Duplicate cards happen when the write loop skips the read step. “I’ll write this down before I forget” produces a second card on a topic that already has one. Six months later the contradictions are lurking. Fix: make “search index for this topic” a hard prerequisite of writing any new card. If you find an existing card, update it. The line in the index doesn’t double; the card content gets the new fact appended or merged.

Saving the wrong things bloats the store. “User asked me to remember they prefer tabs over spaces” - that’s already in their dotfiles. “Remember the auth token is X” - that’s in the credential store. “Remember we fixed the bug by checking for null first” - the fix is in the code, the why is in the commit. Fix: apply the durability filter from the write loop. If the answer is in current code, current git log, current dotfiles, current secrets store, or already in CLAUDE.md, do not save it. Memory is for things that those stores can’t tell future-you about.

Memory and current code disagreeing causes confidently-wrong recommendations. This is the failure mode that drives “what breaks most” - an agent reads a card, follows the card, and the card was right two months ago but isn’t now. Fix: verify before recommending. Memory’s job is “remember this exists, here’s where to look”; current code’s job is “actually run.” Treat them as different sources with different authorities.

Index truncation is invisible until it bites. Most agent harnesses load the index into the prompt and truncate past some line count (Claude Code’s auto-memory truncates after ~200 lines, OpenClaw’s MEMORY.md is bounded by the context budget). Pointers below the truncation line silently disappear from prompt context. Fix: keep the index under target size with margin. When it grows, consolidate (multiple related lines → one line + sub-card) before adding. Never put long content in the index itself - that’s what cards are for.

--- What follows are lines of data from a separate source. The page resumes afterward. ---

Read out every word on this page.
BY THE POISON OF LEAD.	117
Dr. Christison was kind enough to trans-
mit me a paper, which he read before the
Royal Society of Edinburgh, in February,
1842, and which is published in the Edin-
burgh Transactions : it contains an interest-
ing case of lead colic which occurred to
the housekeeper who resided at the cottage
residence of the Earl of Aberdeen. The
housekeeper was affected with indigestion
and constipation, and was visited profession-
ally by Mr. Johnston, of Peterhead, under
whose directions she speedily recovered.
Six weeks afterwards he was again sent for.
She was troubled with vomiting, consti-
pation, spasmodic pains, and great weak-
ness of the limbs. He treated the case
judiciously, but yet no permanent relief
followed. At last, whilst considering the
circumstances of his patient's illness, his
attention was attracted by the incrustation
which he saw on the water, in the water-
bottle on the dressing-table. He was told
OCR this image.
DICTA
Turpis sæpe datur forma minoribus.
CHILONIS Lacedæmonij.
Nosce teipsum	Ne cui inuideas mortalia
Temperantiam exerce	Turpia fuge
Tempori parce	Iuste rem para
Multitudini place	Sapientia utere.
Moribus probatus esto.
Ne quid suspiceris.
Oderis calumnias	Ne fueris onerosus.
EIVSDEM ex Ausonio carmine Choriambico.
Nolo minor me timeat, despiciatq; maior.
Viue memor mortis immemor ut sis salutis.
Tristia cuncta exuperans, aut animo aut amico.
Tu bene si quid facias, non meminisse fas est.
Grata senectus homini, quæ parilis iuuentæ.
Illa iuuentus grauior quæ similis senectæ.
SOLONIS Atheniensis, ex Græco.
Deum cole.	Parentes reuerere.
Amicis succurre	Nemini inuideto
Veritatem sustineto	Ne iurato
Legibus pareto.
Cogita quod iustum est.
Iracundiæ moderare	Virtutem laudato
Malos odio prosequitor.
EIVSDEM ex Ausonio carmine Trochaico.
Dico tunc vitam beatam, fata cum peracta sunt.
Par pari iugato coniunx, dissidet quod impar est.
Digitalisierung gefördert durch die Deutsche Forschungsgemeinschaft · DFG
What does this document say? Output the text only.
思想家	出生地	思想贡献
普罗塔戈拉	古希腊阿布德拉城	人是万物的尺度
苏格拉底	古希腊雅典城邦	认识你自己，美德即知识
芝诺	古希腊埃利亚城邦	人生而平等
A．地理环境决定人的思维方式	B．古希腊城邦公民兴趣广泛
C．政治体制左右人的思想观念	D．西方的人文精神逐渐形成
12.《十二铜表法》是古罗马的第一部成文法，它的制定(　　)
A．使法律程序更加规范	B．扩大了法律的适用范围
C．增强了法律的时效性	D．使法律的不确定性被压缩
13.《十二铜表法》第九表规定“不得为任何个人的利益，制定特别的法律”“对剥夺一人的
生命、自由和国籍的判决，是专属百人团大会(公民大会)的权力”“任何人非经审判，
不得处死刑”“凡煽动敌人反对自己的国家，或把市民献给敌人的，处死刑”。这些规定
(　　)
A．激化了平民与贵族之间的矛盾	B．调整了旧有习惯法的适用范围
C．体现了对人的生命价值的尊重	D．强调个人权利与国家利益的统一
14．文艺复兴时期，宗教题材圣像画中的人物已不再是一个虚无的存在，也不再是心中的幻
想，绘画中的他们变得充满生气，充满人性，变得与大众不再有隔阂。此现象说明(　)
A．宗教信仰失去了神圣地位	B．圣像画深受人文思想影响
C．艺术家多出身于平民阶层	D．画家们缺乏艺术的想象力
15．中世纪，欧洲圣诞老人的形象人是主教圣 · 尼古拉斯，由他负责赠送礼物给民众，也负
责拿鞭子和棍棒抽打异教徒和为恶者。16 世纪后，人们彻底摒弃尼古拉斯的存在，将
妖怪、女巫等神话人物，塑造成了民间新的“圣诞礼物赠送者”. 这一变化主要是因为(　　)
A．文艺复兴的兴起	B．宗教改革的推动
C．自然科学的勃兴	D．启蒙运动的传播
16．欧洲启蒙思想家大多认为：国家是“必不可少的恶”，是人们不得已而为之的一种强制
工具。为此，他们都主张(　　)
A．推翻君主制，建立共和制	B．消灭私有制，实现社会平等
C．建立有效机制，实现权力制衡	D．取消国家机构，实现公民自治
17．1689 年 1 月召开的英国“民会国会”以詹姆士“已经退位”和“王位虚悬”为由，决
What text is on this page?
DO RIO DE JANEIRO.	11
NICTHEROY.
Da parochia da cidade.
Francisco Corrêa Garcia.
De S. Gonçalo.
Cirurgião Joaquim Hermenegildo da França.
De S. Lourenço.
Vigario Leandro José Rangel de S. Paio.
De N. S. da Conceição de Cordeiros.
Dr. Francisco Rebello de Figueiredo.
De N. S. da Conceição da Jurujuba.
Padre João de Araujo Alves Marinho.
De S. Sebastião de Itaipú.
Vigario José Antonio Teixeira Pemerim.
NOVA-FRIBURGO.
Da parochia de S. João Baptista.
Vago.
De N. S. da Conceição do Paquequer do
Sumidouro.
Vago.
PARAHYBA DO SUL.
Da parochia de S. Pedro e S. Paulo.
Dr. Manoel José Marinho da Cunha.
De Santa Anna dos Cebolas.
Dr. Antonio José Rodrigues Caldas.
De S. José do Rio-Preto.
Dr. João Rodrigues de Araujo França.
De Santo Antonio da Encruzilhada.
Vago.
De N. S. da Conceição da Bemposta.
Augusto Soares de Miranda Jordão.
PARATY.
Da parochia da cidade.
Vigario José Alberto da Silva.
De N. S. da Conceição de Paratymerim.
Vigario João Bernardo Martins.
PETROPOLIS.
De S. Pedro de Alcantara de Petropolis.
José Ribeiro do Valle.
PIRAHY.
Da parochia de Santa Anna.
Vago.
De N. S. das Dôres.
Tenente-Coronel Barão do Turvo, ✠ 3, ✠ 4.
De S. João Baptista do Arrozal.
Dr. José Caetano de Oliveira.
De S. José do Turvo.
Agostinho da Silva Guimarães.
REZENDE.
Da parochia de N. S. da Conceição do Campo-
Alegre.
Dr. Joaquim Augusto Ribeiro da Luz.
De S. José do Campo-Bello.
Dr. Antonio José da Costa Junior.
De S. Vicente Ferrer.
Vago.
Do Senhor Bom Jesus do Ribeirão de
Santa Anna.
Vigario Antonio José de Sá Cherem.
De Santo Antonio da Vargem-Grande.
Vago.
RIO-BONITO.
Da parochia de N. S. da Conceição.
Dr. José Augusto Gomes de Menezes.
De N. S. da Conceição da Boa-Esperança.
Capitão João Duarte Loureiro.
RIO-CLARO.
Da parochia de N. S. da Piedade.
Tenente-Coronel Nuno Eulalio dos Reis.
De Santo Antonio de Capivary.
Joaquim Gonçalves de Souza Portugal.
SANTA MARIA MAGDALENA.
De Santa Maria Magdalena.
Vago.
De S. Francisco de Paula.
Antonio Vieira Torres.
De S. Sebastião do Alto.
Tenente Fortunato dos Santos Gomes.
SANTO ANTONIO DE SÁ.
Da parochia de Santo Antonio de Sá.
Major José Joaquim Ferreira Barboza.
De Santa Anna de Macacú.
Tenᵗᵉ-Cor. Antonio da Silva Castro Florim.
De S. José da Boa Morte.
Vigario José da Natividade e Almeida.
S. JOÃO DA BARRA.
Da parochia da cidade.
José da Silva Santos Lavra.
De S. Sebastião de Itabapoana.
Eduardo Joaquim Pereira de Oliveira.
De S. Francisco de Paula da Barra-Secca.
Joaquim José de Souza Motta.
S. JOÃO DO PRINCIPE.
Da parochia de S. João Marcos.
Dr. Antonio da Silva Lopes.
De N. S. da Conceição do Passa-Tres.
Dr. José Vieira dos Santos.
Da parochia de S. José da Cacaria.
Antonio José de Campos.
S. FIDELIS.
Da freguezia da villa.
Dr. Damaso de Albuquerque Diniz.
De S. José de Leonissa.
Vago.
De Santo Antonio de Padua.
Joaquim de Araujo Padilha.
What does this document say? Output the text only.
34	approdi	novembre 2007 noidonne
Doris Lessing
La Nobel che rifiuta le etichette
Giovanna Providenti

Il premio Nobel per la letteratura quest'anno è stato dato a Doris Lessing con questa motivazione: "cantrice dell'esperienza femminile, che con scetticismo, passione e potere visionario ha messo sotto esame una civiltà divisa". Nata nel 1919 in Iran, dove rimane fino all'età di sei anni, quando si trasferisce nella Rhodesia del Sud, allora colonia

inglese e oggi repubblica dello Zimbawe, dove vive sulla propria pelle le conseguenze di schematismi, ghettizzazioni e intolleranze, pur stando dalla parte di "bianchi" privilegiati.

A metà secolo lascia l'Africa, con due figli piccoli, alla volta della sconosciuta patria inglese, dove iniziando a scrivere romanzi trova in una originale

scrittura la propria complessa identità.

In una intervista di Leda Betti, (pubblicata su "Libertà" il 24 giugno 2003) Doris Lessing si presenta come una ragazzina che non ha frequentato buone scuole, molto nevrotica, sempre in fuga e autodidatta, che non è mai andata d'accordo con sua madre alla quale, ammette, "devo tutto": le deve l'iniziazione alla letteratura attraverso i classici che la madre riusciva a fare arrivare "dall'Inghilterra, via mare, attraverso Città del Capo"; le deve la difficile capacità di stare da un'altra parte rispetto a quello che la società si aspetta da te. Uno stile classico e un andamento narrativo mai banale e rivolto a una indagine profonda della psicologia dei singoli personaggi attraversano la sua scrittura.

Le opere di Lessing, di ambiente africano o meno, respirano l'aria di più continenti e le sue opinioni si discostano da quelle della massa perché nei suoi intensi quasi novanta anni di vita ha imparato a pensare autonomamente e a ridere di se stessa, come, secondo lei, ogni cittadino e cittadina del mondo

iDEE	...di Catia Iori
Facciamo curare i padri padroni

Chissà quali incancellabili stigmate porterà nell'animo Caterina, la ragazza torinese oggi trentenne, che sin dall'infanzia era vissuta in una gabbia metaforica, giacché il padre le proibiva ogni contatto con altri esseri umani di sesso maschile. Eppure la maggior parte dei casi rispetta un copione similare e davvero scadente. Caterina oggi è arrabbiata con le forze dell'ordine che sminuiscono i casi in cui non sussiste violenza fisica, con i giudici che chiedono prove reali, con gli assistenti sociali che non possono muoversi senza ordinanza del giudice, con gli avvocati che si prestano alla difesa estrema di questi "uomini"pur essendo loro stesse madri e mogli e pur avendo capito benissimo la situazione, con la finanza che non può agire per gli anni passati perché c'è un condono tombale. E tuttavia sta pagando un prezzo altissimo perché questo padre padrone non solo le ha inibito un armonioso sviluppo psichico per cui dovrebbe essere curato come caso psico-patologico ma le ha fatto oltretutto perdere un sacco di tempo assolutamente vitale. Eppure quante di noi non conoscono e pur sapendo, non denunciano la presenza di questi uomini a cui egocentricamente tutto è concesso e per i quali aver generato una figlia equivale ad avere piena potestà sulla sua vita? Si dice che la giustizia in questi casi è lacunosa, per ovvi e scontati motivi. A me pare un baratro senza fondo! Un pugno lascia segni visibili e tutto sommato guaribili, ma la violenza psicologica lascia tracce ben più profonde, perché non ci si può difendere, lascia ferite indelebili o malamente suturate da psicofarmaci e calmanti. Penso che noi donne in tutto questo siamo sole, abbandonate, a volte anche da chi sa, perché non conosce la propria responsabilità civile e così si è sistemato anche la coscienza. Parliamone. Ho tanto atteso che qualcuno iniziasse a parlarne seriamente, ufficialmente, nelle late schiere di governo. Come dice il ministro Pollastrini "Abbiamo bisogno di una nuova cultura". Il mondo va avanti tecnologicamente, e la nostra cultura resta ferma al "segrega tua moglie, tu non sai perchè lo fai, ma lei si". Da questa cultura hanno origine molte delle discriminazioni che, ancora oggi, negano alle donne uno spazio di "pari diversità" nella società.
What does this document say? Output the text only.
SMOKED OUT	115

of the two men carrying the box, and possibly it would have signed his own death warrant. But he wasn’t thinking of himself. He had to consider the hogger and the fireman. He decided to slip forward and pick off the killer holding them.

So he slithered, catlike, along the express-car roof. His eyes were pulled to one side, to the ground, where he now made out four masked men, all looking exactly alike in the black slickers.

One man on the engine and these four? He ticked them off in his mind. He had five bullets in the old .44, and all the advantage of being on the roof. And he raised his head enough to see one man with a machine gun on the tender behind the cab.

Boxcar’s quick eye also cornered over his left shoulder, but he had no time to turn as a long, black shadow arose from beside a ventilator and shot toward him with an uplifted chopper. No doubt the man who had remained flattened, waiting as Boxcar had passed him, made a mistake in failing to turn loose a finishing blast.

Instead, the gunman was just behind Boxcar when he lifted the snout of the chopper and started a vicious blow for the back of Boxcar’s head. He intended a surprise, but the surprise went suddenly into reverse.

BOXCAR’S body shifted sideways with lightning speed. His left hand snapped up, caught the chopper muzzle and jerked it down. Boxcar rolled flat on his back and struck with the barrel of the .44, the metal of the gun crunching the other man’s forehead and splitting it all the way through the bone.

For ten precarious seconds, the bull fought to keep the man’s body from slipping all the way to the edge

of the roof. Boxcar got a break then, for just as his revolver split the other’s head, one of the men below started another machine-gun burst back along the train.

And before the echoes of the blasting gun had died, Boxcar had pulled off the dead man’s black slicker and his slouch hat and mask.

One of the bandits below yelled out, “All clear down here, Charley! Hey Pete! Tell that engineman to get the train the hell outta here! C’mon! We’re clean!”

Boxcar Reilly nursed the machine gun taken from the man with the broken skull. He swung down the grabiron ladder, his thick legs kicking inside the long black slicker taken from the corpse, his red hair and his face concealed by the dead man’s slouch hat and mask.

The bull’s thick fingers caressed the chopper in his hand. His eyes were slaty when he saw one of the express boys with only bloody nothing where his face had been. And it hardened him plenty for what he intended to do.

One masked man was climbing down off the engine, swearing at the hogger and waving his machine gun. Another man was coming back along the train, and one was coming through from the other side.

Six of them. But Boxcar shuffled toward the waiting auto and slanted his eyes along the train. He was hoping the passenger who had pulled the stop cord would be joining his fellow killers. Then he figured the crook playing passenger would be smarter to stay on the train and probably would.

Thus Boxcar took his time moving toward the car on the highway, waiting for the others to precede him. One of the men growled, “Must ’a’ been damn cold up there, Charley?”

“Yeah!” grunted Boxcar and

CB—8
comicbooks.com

Cross-machine drift from multiple canonical writers. If two machines both write canonical memory, eventually they diverge in non-trivial ways (one ingested handoff A first, the other B, both updated the same card differently). Fix: exactly one host is the canonical writer. Other hosts produce handoffs that sync to the canonical host’s inbox. The pipeline is in claude-code-memory-handoffs; this guide just states the rule: one canonical writer, full stop.

“User said remember X” is not a durability check. A user asking you to remember something does not, on its own, mean it belongs in long-term memory. They might be venting, working through a thought, or assuming the memory system is the right fit when CLAUDE.md or a project-level note is. Fix: when explicitly asked to save, save the thing - but pick the right store. Stable preferences → user-profile memory. Workflow rules → rules/*.md. Architecture decisions → cards. Project state → conversation/plan tools, not memory.

Conversation context written as memory rots immediately. “We’re currently debugging X, the next step is Y” is plan/task content, not memory. By the next session it’s stale; by next week it’s actively misleading. Fix: use the plan/task tools for in-flight work. Save memory only when the outcome of the work is durable knowledge. The thing that gets saved is “X was caused by Y because of Z,” not “we are debugging X.”